RYOBI RJS18-1C20S vs Worx WX543 (20 V)
La Worx WX543 se positionne comme une alternative économique compacte, avec une prise en main intuitive et un prix souvent inférieur à celui de la RYOBI, ce qui peut la rendre attractive au premier regard. Son écosystème de batteries reste cependant nettement plus restreint que le ONE+ de Ryobi, et la qualité perçue de ses finitions plastiques est jugée inférieure par la majorité des utilisateurs ayant comparé les deux machines directement. La RJS18-1C20S convainc davantage sur la durée grâce à la profondeur de sa plateforme, à la disponibilité étendue des accessoires et des lames compatibles, et à un réseau de service après-vente mieux structuré en France pour les grandes marques distribuées en GSB.
L’avis de la rédac, verdict final sur la RYOBI RJS18-1C20S
La RYOBI RJS18-1C20S s’impose, à l’issue de ce test complet, comme l’une des entrées en matière les plus cohérentes et les mieux packagées du marché des scies sauteuses 18 V ONE+ dans le segment grand public. À 159,99 € avec batterie 2,0 Ah et chargeur RC18120, elle propose un ensemble immédiatement opérationnel que peu de concurrents peuvent égaler à tarif identique. Sa compacité record dans la gamme ONE+, son mouvement pendulaire à 4 positions, son système de changement de lame sans outil, son LED et son souffleur en font un outil genuinement agréable et efficace au quotidien, y compris pour des profils peu expérimentés qui découvrent l’univers des outils sans fil.

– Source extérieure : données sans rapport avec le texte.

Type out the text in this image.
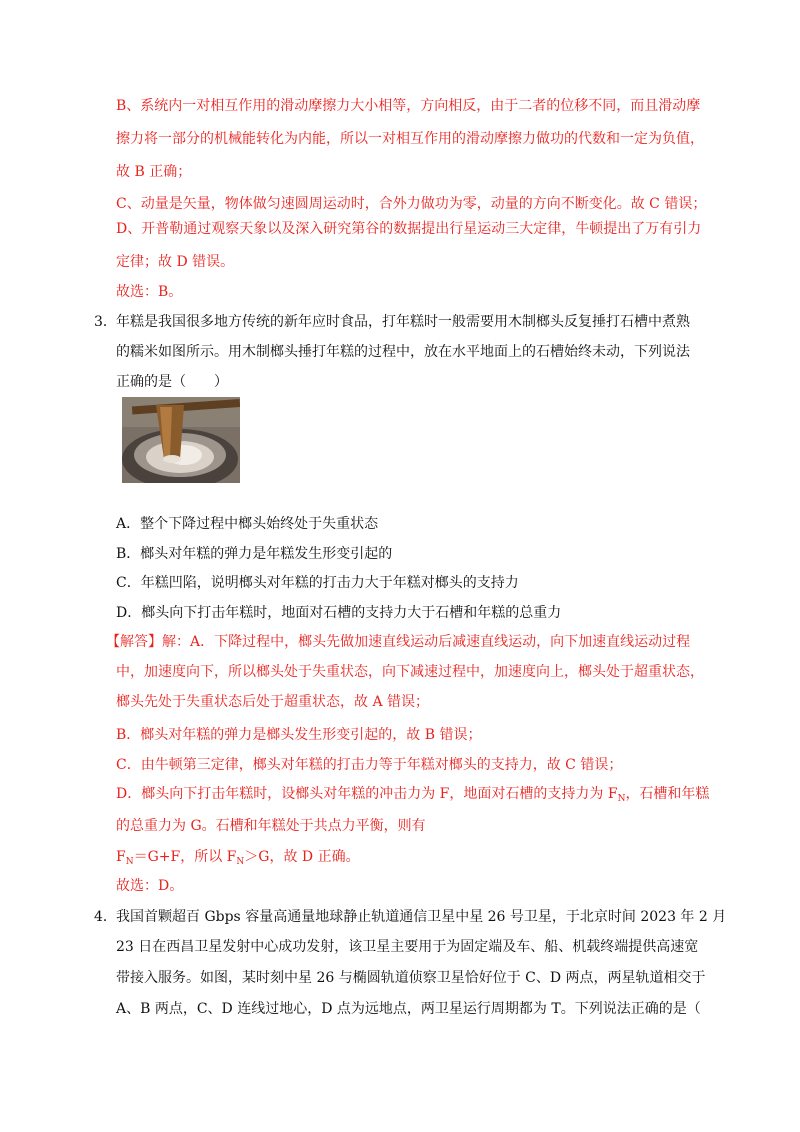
B、系统内一对相互作用的滑动摩擦力大小相等，方向相反，由于二者的位移不同，而且滑动摩
擦力将一部分的机械能转化为内能，所以一对相互作用的滑动摩擦力做功的代数和一定为负值，
故 B 正确；
C、动量是矢量，物体做匀速圆周运动时，合外力做功为零，动量的方向不断变化。故 C 错误；
D、开普勒通过观察天象以及深入研究第谷的数据提出行星运动三大定律，牛顿提出了万有引力
定律；故 D 错误。
故选：B。
3． 年糕是我国很多地方传统的新年应时食品，打年糕时一般需要用木制榔头反复捶打石槽中煮熟
的糯米如图所示。用木制榔头捶打年糕的过程中，放在水平地面上的石槽始终未动，下列说法
正确的是（　　）
A．整个下降过程中榔头始终处于失重状态
B．榔头对年糕的弹力是年糕发生形变引起的
C．年糕凹陷，说明榔头对年糕的打击力大于年糕对榔头的支持力
D．榔头向下打击年糕时，地面对石槽的支持力大于石槽和年糕的总重力
【解答】解：A．下降过程中，榔头先做加速直线运动后减速直线运动，向下加速直线运动过程
中，加速度向下，所以榔头处于失重状态，向下减速过程中，加速度向上，榔头处于超重状态，
榔头先处于失重状态后处于超重状态，故 A 错误；
B．榔头对年糕的弹力是榔头发生形变引起的，故 B 错误；
C．由牛顿第三定律，榔头对年糕的打击力等于年糕对榔头的支持力，故 C 错误；
D．榔头向下打击年糕时，设榔头对年糕的冲击力为 F，地面对石槽的支持力为 $F_N$，石槽和年糕
的总重力为 G。石槽和年糕处于共点力平衡，则有
$F_N=G+F$，所以 $F_N>G$，故 D 正确。
故选：D。
4． 我国首颗超百 Gbps 容量高通量地球静止轨道通信卫星中星 26 号卫星，于北京时间 2023 年 2 月
23 日在西昌卫星发射中心成功发射，该卫星主要用于为固定端及车、船、机载终端提供高速宽
带接入服务。如图，某时刻中星 26 与椭圆轨道侦察卫星恰好位于 C、D 两点，两星轨道相交于
A、B 两点，C、D 连线过地心，D 点为远地点，两卫星运行周期都为 T。下列说法正确的是（
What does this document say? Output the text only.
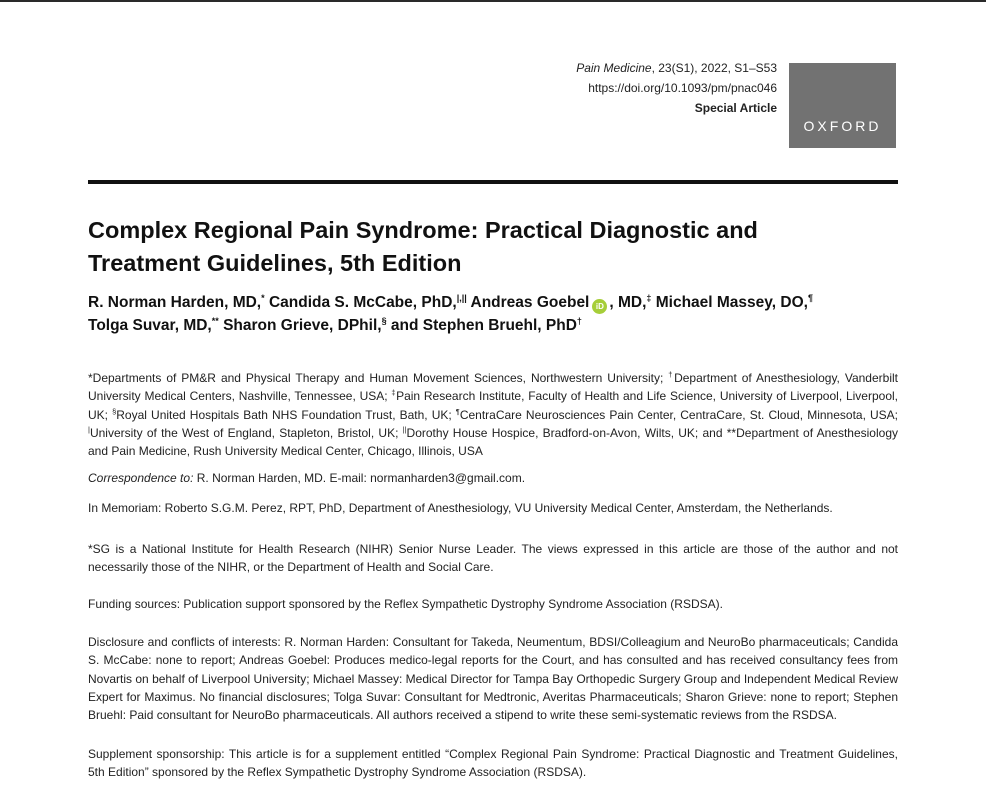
Pain Medicine, 23(S1), 2022, S1–S53
https://doi.org/10.1093/pm/pnac046
Special Article
OXFORD
Complex Regional Pain Syndrome: Practical Diagnostic and
Treatment Guidelines, 5th Edition
R. Norman Harden, MD,* Candida S. McCabe, PhD,|,|| Andreas Goebel iD , MD,‡ Michael Massey, DO,¶
Tolga Suvar, MD,** Sharon Grieve, DPhil,§ and Stephen Bruehl, PhD†
*Departments of PM&R and Physical Therapy and Human Movement Sciences, Northwestern University; †Department of Anesthesiology, Vanderbilt University Medical Centers, Nashville, Tennessee, USA; ‡Pain Research Institute, Faculty of Health and Life Science, University of Liverpool, Liverpool, UK; §Royal United Hospitals Bath NHS Foundation Trust, Bath, UK; ¶CentraCare Neurosciences Pain Center, CentraCare, St. Cloud, Minnesota, USA; |University of the West of England, Stapleton, Bristol, UK; ||Dorothy House Hospice, Bradford-on-Avon, Wilts, UK; and **Department of Anesthesiology and Pain Medicine, Rush University Medical Center, Chicago, Illinois, USA
Correspondence to: R. Norman Harden, MD. E-mail: normanharden3@gmail.com.
In Memoriam: Roberto S.G.M. Perez, RPT, PhD, Department of Anesthesiology, VU University Medical Center, Amsterdam, the Netherlands.
*SG is a National Institute for Health Research (NIHR) Senior Nurse Leader. The views expressed in this article are those of the author and not necessarily those of the NIHR, or the Department of Health and Social Care.
Funding sources: Publication support sponsored by the Reflex Sympathetic Dystrophy Syndrome Association (RSDSA).
Disclosure and conflicts of interests: R. Norman Harden: Consultant for Takeda, Neumentum, BDSI/Colleagium and NeuroBo pharmaceuticals; Candida S. McCabe: none to report; Andreas Goebel: Produces medico-legal reports for the Court, and has consulted and has received consultancy fees from Novartis on behalf of Liverpool University; Michael Massey: Medical Director for Tampa Bay Orthopedic Surgery Group and Independent Medical Review Expert for Maximus. No financial disclosures; Tolga Suvar: Consultant for Medtronic, Averitas Pharmaceuticals; Sharon Grieve: none to report; Stephen Bruehl: Paid consultant for NeuroBo pharmaceuticals. All authors received a stipend to write these semi-systematic reviews from the RSDSA.
Supplement sponsorship: This article is for a supplement entitled “Complex Regional Pain Syndrome: Practical Diagnostic and Treatment Guidelines, 5th Edition” sponsored by the Reflex Sympathetic Dystrophy Syndrome Association (RSDSA).
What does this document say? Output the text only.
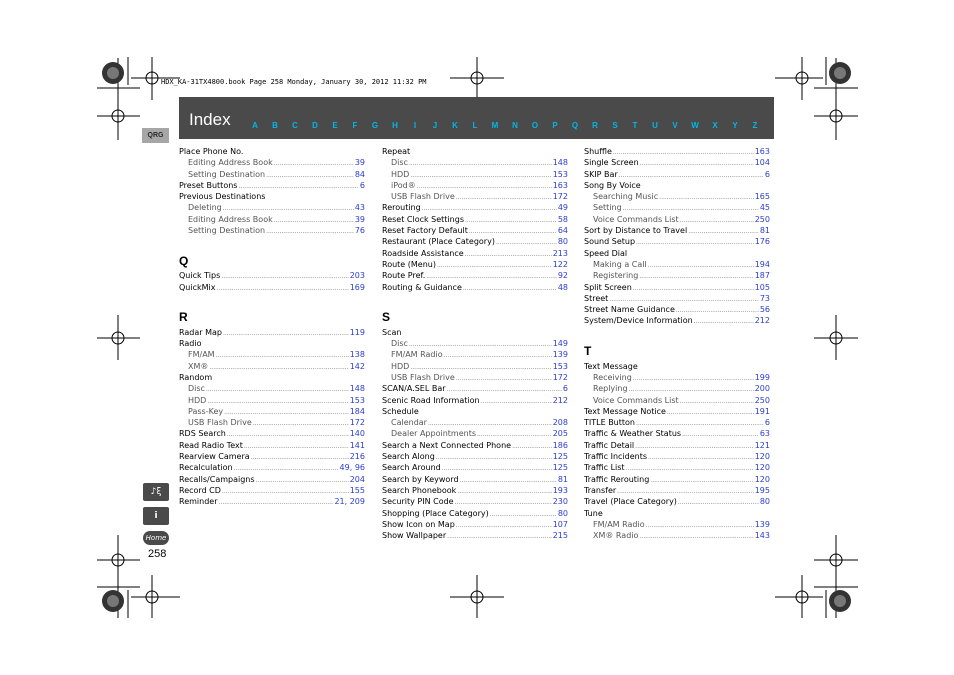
HDX_KA-31TX4800.book Page 258 Monday, January 30, 2012 11:32 PM
Index	A	B	C	D	E	F	G	H	I	J	K	L	M	N	O	P	Q	R	S	T	U	V	W	X	Y	Z
QRG
♪ξ
i
Home
258
Place Phone No.
Editing Address Book .....	39
Setting Destination .....	84
Preset Buttons .....	6
Previous Destinations
Deleting .....	43
Editing Address Book .....	39
Setting Destination .....	76
Q
Quick Tips .....	203
QuickMix .....	169
R
Radar Map .....	119
Radio
FM/AM .....	138
XM® .....	142
Random
Disc .....	148
HDD .....	153
Pass-Key .....	184
USB Flash Drive .....	172
RDS Search .....	140
Read Radio Text .....	141
Rearview Camera .....	216
Recalculation .....	49, 96
Recalls/Campaigns .....	204
Record CD .....	155
Reminder .....	21, 209
Repeat
Disc .....	148
HDD .....	153
iPod® .....	163
USB Flash Drive .....	172
Rerouting .....	49
Reset Clock Settings .....	58
Reset Factory Default .....	64
Restaurant (Place Category) .....	80
Roadside Assistance .....	213
Route (Menu) .....	122
Route Pref. .....	92
Routing & Guidance .....	48
S
Scan
Disc .....	149
FM/AM Radio .....	139
HDD .....	153
USB Flash Drive .....	172
SCAN/A.SEL Bar .....	6
Scenic Road Information .....	212
Schedule
Calendar .....	208
Dealer Appointments .....	205
Search a Next Connected Phone .....	186
Search Along .....	125
Search Around .....	125
Search by Keyword .....	81
Search Phonebook .....	193
Security PIN Code .....	230
Shopping (Place Category) .....	80
Show Icon on Map .....	107
Show Wallpaper .....	215
Shuffle .....	163
Single Screen .....	104
SKIP Bar .....	6
Song By Voice
Searching Music .....	165
Setting .....	45
Voice Commands List .....	250
Sort by Distance to Travel .....	81
Sound Setup .....	176
Speed Dial
Making a Call .....	194
Registering .....	187
Split Screen .....	105
Street .....	73
Street Name Guidance .....	56
System/Device Information .....	212
T
Text Message
Receiving .....	199
Replying .....	200
Voice Commands List .....	250
Text Message Notice .....	191
TITLE Button .....	6
Traffic & Weather Status .....	63
Traffic Detail .....	121
Traffic Incidents .....	120
Traffic List .....	120
Traffic Rerouting .....	120
Transfer .....	195
Travel (Place Category) .....	80
Tune
FM/AM Radio .....	139
XM® Radio .....	143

Les limites identifiées lors de ce test ne doivent pas être minimisées pour autant. Les valeurs de vibration en coupe de planches à 22,2 m/s² sont parmi les plus élevées observées dans cette catégorie, et elles imposent le port systématique des équipements de protection individuelle, gants antivibratoires et protections auditives, lors de toute session dépassant la demi-heure. L’autonomie de la batterie 2,0 Ah est honnête pour un bricoleur du dimanche, mais devient rapidement une contrainte pour quiconque enchaîne les chantiers ou travaille sur des pièces nombreuses. Prévoir un budget supplémentaire pour une batterie 4,0 Ah est une réalité à intégrer dès l’achat si l’on anticipe un usage actif.
Au-delà de ces réserves bien réelles, si l’on évalue la RJS18-1C20S pour ce qu’elle est réellement, une scie sauteuse polyvalente et compacte destinée à un bricoleur régulier souhaitant découper du bois, du plastique et du métal léger sans se ruiner, l’outil remplit son contrat avec sérieux et cohérence. L’argument de l’écosystème ONE+ reste décisif pour quiconque s’inscrit dans une démarche de constitution progressive d’un parc d’outils sans fil : chaque batterie achetée profite à l’ensemble des machines compatibles, et Ryobi continue d’élargir son catalogue chaque année avec de nouveaux outils intégrés à la même plateforme.
La note finale de la rédaction se situe à 7,5 sur 10, avec une recommandation franche pour tout bricoleur cherchant sa première scie sauteuse sans fil dans une plateforme pérenne, ou pour tout utilisateur ONE+ souhaitant ajouter une capacité de découpe courbe et polyvalente à son atelier sans dépasser les 160 €. Ceux qui cherchent une machine pour un usage semi-professionnel quotidien intense seront invités à regarder vers les gammes brushless ou vers des modèles aux batteries plus généreuses, mais pour l’immense majorité des bricoleurs amateurs, la RYOBI RJS18-1C20S est un choix solide, réfléchi et économiquement pertinent.